The fans filled the stadiums, learned the fight songs, and passed the traditions to their children. No boardroom ever did that.
I've been a Sooner fan since 1978. I lived in Lincoln Hall as a student at OU — a dorm sitting directly across the street from the south end zone, literally in the shadow of Memorial Stadium. The roar on game days didn't come from a broadcast. It came through the walls. I haven't missed much since.
I built XSEN for my family. Plain and simple. I'd been learning AI technology and saw an opportunity to build something around the teams we already loved — starting with a single Boomer Bot for OU fans. Once it worked, replicating it to other schools was obvious. The plan was straightforward: recurring income, AI-powered, built around college sports. A business for my family's future. Then I started reading about private equity firms circling college football. About PE-backed super leagues that would decide — from a boardroom — which 70 programs matter and which 60 don't. About NIL money flowing toward investors instead of athletes. It didn't sit right. Honestly, it pissed me off. What started as a family business has become something I didn't plan for — a mission. A grassroots effort to get the word out, to make sure fan voices are heard before the decisions get made without us.
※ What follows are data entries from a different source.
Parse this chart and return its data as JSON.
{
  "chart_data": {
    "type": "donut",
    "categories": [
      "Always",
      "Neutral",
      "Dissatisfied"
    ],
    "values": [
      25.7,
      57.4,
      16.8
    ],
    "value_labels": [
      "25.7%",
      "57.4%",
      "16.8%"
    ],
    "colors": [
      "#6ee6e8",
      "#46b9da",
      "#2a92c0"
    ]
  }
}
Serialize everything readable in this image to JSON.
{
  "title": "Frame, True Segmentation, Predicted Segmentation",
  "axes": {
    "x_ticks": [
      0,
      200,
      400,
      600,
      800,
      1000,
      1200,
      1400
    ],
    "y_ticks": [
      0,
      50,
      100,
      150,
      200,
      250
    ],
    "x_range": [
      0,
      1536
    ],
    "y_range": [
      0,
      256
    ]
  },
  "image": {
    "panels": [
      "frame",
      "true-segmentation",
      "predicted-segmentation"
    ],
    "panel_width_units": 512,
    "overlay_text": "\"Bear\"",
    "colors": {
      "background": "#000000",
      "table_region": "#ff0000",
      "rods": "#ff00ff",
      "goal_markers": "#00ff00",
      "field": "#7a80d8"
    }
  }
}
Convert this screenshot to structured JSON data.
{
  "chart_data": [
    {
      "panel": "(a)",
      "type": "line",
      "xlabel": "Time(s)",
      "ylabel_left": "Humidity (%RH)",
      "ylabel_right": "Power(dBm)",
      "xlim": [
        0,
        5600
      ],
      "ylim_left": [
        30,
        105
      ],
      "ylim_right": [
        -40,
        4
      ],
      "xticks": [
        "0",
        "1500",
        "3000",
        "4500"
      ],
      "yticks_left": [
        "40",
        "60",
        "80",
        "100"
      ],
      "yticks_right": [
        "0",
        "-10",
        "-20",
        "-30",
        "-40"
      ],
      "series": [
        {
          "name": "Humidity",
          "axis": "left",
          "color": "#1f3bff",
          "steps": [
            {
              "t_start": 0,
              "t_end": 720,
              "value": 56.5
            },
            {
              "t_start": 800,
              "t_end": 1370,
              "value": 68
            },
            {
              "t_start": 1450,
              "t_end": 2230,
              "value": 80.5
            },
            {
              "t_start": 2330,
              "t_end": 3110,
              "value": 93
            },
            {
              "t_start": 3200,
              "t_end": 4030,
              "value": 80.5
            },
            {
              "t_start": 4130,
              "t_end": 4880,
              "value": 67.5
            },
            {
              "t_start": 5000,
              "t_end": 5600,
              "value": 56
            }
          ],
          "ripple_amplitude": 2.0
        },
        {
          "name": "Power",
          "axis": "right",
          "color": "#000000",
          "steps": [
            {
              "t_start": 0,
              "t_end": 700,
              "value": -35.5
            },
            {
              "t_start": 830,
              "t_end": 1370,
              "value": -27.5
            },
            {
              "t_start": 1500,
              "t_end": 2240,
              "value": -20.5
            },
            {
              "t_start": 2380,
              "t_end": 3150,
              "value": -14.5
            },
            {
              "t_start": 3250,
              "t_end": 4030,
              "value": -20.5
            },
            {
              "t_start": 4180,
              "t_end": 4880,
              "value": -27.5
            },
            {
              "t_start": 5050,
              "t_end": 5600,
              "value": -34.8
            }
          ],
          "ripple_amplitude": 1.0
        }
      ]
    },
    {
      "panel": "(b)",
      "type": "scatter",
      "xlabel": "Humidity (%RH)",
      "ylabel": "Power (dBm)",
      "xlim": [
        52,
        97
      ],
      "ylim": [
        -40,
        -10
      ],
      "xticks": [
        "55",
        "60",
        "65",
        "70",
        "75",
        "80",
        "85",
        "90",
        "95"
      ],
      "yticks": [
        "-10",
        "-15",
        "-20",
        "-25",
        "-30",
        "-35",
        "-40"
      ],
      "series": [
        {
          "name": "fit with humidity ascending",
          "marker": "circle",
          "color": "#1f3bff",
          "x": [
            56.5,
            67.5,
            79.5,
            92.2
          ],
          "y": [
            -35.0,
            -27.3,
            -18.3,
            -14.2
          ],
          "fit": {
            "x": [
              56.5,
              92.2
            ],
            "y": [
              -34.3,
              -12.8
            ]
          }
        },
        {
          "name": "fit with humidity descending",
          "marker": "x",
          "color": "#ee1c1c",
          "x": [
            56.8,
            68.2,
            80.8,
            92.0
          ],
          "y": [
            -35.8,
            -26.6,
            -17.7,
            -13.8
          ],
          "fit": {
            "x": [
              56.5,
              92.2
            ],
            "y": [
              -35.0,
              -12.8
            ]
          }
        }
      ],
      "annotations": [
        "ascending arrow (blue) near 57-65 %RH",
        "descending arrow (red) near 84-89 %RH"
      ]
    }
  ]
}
At 62, semi-retired and apparently a glutton for punishment, I sat down and passed the Series 6, 63, and 65 federal licensing exams — first try, each one. The Series 6 qualifies you to sell investment products. The 63 to do it across state lines. The 65 to act as a registered investment adviser. I recently relinquished the licenses — the compliance obligations weren't what I wanted. I took the 65 because I wanted to talk honestly to people about money, not manage it for them — specifically the people the financial industry tends to ignore. I've always rooted for the underdog. I've swum upstream most of my life. I'm an outsider to most systems I've ever encountered, and I've never lost much sleep over it. That's exactly the right instinct for what XSEN has become. I understand what private equity does with assets it acquires. I understand the difference between a fiduciary obligation to investors and a genuine obligation to a community. What I see coming concerns me — and it should concern every fan.
That's when the financial licenses started making sense in a new way.
Wrestling. Swimming. Track. Division II programs. Small school communities whose teams disappeared from the national conversation. The sports private equity ignores — XSEN covers them when nobody else will. Win or lose, Power 4 or Division II, football or gymnastics, ranked or forgotten.
We the fans — the ones who painted our faces and drove eight hours to bowl games — declare that college sports is ours.
We are not a demographic to be targeted. We are not a revenue stream to be optimized.
We are the sport. And The Fan's Network is our platform.
If Goliath wins — we're still here.
If David wins — we helped.
Three channels live today. 127 more coming. Every fan base deserves a home — not just the ones with billion-dollar TV deals.